Página Web del Sr. Alberto Martín Basabe, donde pueden verse artículos publicados en diferentes medios de comunicación

Fotografía de un Amanecer
Albamar;

ARTÍCULOS

APODOTE

Perdone el lector el palabro. Es griego. Y significa "devolved". Es el término que el original griego del evangelio de Lucas escoge cuando refiere la respuesta que da Jesús a la pregunta capciosa que le transmiten los escribas y sumos sacerdotes sobre la licitud de pagar el tributo al Cesar. "Devolved -les dice- las cosas del Cesar al Cesar y las cosas de Dios a Dios". La ocasión de esta puntualización me la ofrece un pensado y abundoso artículo de José Ignacio Calleja, en el que invita a Iglesia y Estado a respetar la moral civil, y alude de paso al citado texto.

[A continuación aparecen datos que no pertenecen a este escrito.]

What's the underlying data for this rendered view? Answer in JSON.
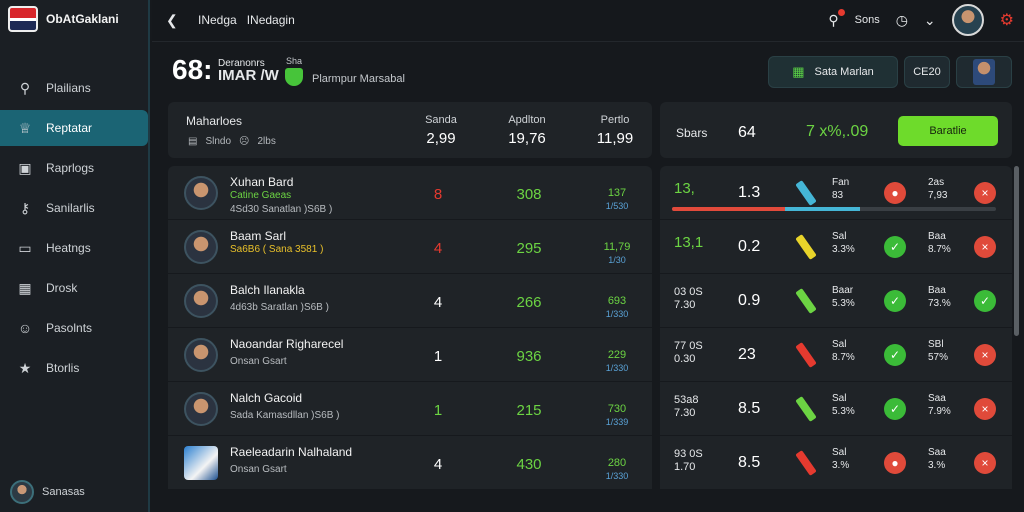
{
  "app": {
    "brand_name": "ObAtGaklani"
  },
  "sidebar": {
    "items": [
      {
        "label": "Plailians",
        "icon": "search-icon"
      },
      {
        "label": "Reptatar",
        "icon": "trophy-icon",
        "active": true
      },
      {
        "label": "Raprlogs",
        "icon": "image-icon"
      },
      {
        "label": "Sanilarlis",
        "icon": "key-icon"
      },
      {
        "label": "Heatngs",
        "icon": "message-icon"
      },
      {
        "label": "Drosk",
        "icon": "book-icon"
      },
      {
        "label": "Pasolnts",
        "icon": "user-icon"
      },
      {
        "label": "Btorlis",
        "icon": "star-icon"
      }
    ],
    "user_name": "Sanasas"
  },
  "topbar": {
    "crumbs": [
      "INedga",
      "INedagin"
    ],
    "search_label": "Sons"
  },
  "match": {
    "score": "68:",
    "score_line1": "Deranonrs",
    "score_line2": "IMAR /W",
    "badge_text": "Sha",
    "subtitle": "Plarmpur Marsabal",
    "primary_button": "Sata Marlan",
    "small_button": "CE20"
  },
  "stats": {
    "title": "Maharloes",
    "meta_a": "Slndo",
    "meta_b": "2lbs",
    "cols": [
      {
        "label": "Sanda",
        "value": "2,99"
      },
      {
        "label": "Apdlton",
        "value": "19,76"
      },
      {
        "label": "Pertlo",
        "value": "11,99"
      }
    ]
  },
  "odds_header": {
    "label": "Sbars",
    "value": "64",
    "green_value": "7  x%,.09",
    "button": "Baratlie"
  },
  "players": [
    {
      "name": "Xuhan Bard",
      "sub": "Catine Gaeas",
      "sub_color": "green",
      "sub2": "4Sd30 Sanatlan )S6B )",
      "c1": "8",
      "c1_color": "red",
      "c2": "308",
      "c3": "137",
      "c3b": "1/530"
    },
    {
      "name": "Baam Sarl",
      "sub": "Sa6B6 ( Sana 3581 )",
      "sub_color": "yellow",
      "sub2": "",
      "c1": "4",
      "c1_color": "red",
      "c2": "295",
      "c3": "11,79",
      "c3b": "1/30"
    },
    {
      "name": "Balch Ilanakla",
      "sub": "",
      "sub_color": "green",
      "sub2": "4d63b Saratlan )S6B )",
      "c1": "4",
      "c1_color": "white",
      "c2": "266",
      "c3": "693",
      "c3b": "1/330"
    },
    {
      "name": "Naoandar Righarecel",
      "sub": "",
      "sub_color": "green",
      "sub2": "Onsan Gsart",
      "c1": "1",
      "c1_color": "white",
      "c2": "936",
      "c3": "229",
      "c3b": "1/330"
    },
    {
      "name": "Nalch Gacoid",
      "sub": "",
      "sub_color": "green",
      "sub2": "Sada Kamasdllan )S6B )",
      "c1": "1",
      "c1_color": "green",
      "c2": "215",
      "c3": "730",
      "c3b": "1/339"
    },
    {
      "name": "Raeleadarin Nalhaland",
      "sub": "",
      "sub_color": "green",
      "sub2": "Onsan Gsart",
      "c1": "4",
      "c1_color": "white",
      "c2": "430",
      "c3": "280",
      "c3b": "1/330",
      "crest": true
    }
  ],
  "odds_rows": [
    {
      "a": "13,",
      "a_big": true,
      "b": "1.3",
      "bar_color": "#45b6d6",
      "c": "Fan\n83",
      "d_icon": "circle-icon",
      "d_color": "red",
      "e": "2as\n7,93",
      "f_icon": "close-icon",
      "f_color": "red",
      "progress_red": 0.35,
      "progress_blue": 0.23
    },
    {
      "a": "13,1",
      "a_big": true,
      "a_color": "yellow",
      "b": "0.2",
      "bar_color": "#e8d42a",
      "c": "Sal\n3.3%",
      "d_icon": "check-icon",
      "d_color": "green",
      "e": "Baa\n8.7%",
      "f_icon": "close-icon",
      "f_color": "red"
    },
    {
      "a": "03 0S\n7.30",
      "b": "0.9",
      "bar_color": "#6cd443",
      "c": "Baar\n5.3%",
      "d_icon": "check-icon",
      "d_color": "green",
      "e": "Baa\n73.%",
      "f_icon": "check-icon",
      "f_color": "green"
    },
    {
      "a": "77 0S\n0.30",
      "b": "23",
      "bar_color": "#e53a2f",
      "c": "Sal\n8.7%",
      "d_icon": "check-icon",
      "d_color": "green",
      "e": "SBl\n57%",
      "f_icon": "close-icon",
      "f_color": "red"
    },
    {
      "a": "53a8\n7.30",
      "b": "8.5",
      "bar_color": "#6cd443",
      "c": "Sal\n5.3%",
      "d_icon": "check-icon",
      "d_color": "green",
      "e": "Saa\n7.9%",
      "f_icon": "close-icon",
      "f_color": "red"
    },
    {
      "a": "93 0S\n1.70",
      "b": "8.5",
      "bar_color": "#e53a2f",
      "c": "Sal\n3.%",
      "d_icon": "circle-icon",
      "d_color": "red",
      "e": "Saa\n3.%",
      "f_icon": "close-icon",
      "f_color": "red"
    }
  ]
}
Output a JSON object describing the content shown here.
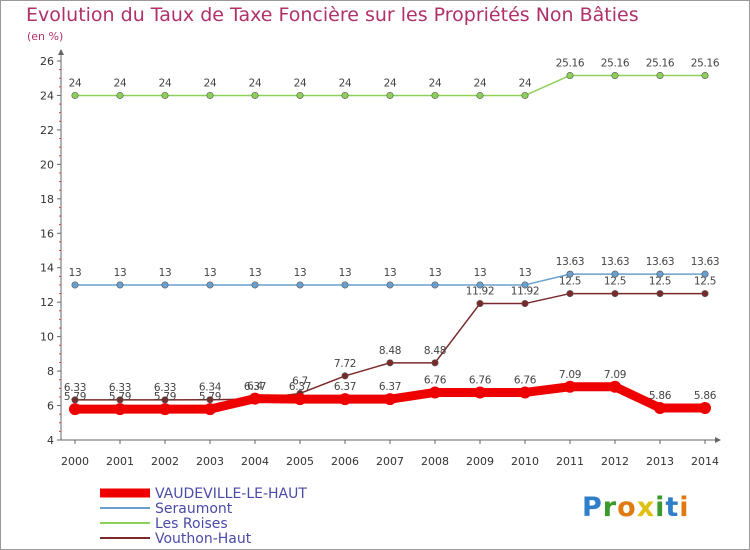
{
  "title": "Evolution du Taux de Taxe Foncière sur les Propriétés Non Bâties",
  "subtitle": "(en %)",
  "logo": {
    "text": "Proxiti"
  },
  "chart_data": {
    "type": "line",
    "title": "Evolution du Taux de Taxe Foncière sur les Propriétés Non Bâties",
    "ylabel": "(en %)",
    "xlabel": "",
    "x": [
      "2000",
      "2001",
      "2002",
      "2003",
      "2004",
      "2005",
      "2006",
      "2007",
      "2008",
      "2009",
      "2010",
      "2011",
      "2012",
      "2013",
      "2014"
    ],
    "ylim": [
      4,
      26
    ],
    "yticks": [
      4,
      6,
      8,
      10,
      12,
      14,
      16,
      18,
      20,
      22,
      24,
      26
    ],
    "grid": false,
    "legend": "bottom-left",
    "series": [
      {
        "name": "Vouthon-Haut",
        "color": "#7a2a2a",
        "values": [
          6.33,
          6.33,
          6.33,
          6.34,
          6.37,
          6.7,
          7.72,
          8.48,
          8.48,
          11.92,
          11.92,
          12.5,
          12.5,
          12.5,
          12.5
        ],
        "labels": [
          "6.33",
          "6.33",
          "6.33",
          "6.34",
          "6.37",
          "6.7",
          "7.72",
          "8.48",
          "8.48",
          "11.92",
          "11.92",
          "12.5",
          "12.5",
          "12.5",
          "12.5"
        ]
      },
      {
        "name": "Les Roises",
        "color": "#8ed05a",
        "values": [
          24,
          24,
          24,
          24,
          24,
          24,
          24,
          24,
          24,
          24,
          24,
          25.16,
          25.16,
          25.16,
          25.16
        ],
        "labels": [
          "24",
          "24",
          "24",
          "24",
          "24",
          "24",
          "24",
          "24",
          "24",
          "24",
          "24",
          "25.16",
          "25.16",
          "25.16",
          "25.16"
        ]
      },
      {
        "name": "Seraumont",
        "color": "#6aa0d0",
        "values": [
          13,
          13,
          13,
          13,
          13,
          13,
          13,
          13,
          13,
          13,
          13,
          13.63,
          13.63,
          13.63,
          13.63
        ],
        "labels": [
          "13",
          "13",
          "13",
          "13",
          "13",
          "13",
          "13",
          "13",
          "13",
          "13",
          "13",
          "13.63",
          "13.63",
          "13.63",
          "13.63"
        ]
      },
      {
        "name": "VAUDEVILLE-LE-HAUT",
        "color": "#ee0000",
        "values": [
          5.79,
          5.79,
          5.79,
          5.79,
          6.4,
          6.37,
          6.37,
          6.37,
          6.76,
          6.76,
          6.76,
          7.09,
          7.09,
          5.86,
          5.86
        ],
        "labels": [
          "5.79",
          "5.79",
          "5.79",
          "5.79",
          "6.4",
          "6.37",
          "6.37",
          "6.37",
          "6.76",
          "6.76",
          "6.76",
          "7.09",
          "7.09",
          "5.86",
          "5.86"
        ]
      }
    ],
    "legend_order": [
      "VAUDEVILLE-LE-HAUT",
      "Seraumont",
      "Les Roises",
      "Vouthon-Haut"
    ]
  }
}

He de confesar que esta respuesta siempre me ha parecido que esconde un enigma tras su diáfana faz. Responde más de lo que se pregunta. En la pregunta no figura el nombre de Dios, pero sí en la respuesta. ¿Es que Jesús aprovecha la ocasión para vender la mercancía propia? ¿Es que quiere redondear la respuesta poniendo a Dios en paralelo con el Cesar y justificando así con dieciocho o diecinueve siglos de antelación nuestras laicistas teorías de separación entre lo sagrado y lo profano, lo religioso y lo secular, la Iglesia y el Estado? Pero para Jesús hubiera sido blasfemo el tener por mercancía, que hoy vale y mañana no, la religión que nos trajo, que para El era sagrada, absoluta y única, piedra de toque de todas las demás, que en tanto valían en cuanto coincidían con la suya. Con una religión así no se puede mercadear. Quien la predica, y más quien la practica ha de tener un corazón indiviso, único y entero, incapaz de conceder verdad a otra religión contradictoria con la suya. Así que Jesús mencionando a Dios no lo introduce en su respuesta como cuña de metal extraño, sino que explicita el fondo y fuente de toda obligación moral de cualquier orden: político, social, familiar o individual. Hay que dar al Cesar lo del Cesar porque hay que dar a Dios lo de Dios. He aquí la clave del enigma. Entre lo que es de Dios se encuentra también el Cesar y todas sus cosas empresas y actividades. Por eso la palabra clave era "apodote": devolved. Dándole al Cesar lo que es del Cesar se lo estamos dando a Dios. Y a Dios no le damos sino lo que Ël nos ha dado primero. Es decir lo que le damos a Dios en realidad se lo devolvemos. Por eso la religión genera obligaciones. Porque si el dar es libre el devolver es un deber obligatorio. Sin cabida para que el carácter absoluto de lo religioso degenere en un fundamentalismo agresivo y excluyente. No es de violencia el espíritu de la verdadera Religión, sino de respeto y amor.

Y ya que la verdadera religión es capaz de señalar a lo político su orientación moral ¿qué necesidad hay de entregar la norma y criterio del bien y del mal en manos de una autonomía anárquica que exalte la libertad como la cumbre de lo sagrado, encauzándola hacia la tiranía y consagrando el caos moral?